On the roadside, Kamal Shoradeh watched helplessly as his truck's radiator boiled over for the second time. Twenty-one people -- relatives and neighbors -- were perched on their belongings in the rear.

"It overheats, I go about 20 kilometers (12 miles) and it does it again," he said. "The trip will take forever this way."

Others were still hunting for rides. At the main taxi station, Kurds bargained and pleaded for a space in cabs heading away from Saddam's territory, which begins about 12 miles south of the city.

"The prices are going up and I just don't have the money," said art student Farhad Mirhan. "I may just have to stay."

Gas prices are also on the rise. Freelance gas dealers charged more than 30 cents a liter -- $1.14 a gallon, nearly triple the price earlier in the week.
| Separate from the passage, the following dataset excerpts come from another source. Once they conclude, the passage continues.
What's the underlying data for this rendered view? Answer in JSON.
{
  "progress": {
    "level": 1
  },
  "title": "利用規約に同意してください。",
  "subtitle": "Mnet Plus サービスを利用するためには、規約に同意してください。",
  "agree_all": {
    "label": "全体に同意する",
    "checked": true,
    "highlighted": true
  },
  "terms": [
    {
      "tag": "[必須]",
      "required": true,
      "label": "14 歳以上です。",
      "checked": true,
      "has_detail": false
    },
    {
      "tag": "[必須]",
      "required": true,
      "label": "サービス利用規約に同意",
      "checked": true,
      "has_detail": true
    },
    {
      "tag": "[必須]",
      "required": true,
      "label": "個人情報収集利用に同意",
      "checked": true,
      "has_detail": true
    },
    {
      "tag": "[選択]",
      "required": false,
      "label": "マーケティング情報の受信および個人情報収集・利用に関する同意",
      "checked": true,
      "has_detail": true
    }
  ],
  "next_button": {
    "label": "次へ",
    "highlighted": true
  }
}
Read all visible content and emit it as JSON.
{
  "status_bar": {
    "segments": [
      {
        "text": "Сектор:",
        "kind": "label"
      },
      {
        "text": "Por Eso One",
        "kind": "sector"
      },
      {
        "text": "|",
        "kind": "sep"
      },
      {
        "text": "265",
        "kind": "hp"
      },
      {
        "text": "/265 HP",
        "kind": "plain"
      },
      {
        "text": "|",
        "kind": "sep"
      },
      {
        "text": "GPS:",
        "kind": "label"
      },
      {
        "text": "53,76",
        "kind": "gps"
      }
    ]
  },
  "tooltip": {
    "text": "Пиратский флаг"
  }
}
The other option was waiting in a more than mile-long line for gas at the subsidized price of about 8 cents a liter, or 30 cents a gallon.

Many stores closed and owners stashed their merchandise in places considered safe.

"One bomb and I'm wiped out," said clothes store owner Ahmed Mohammad as he pulled jeans off a mannequin. "Why take the risk?"

Hamid Miran, a member of the Kurdish parliament, did not join the flight.

"I'm too old and too proud to run from Saddam," he said.

He planned to stay at home and try to figure out how to use the old gas mask he purchased in the bazaar.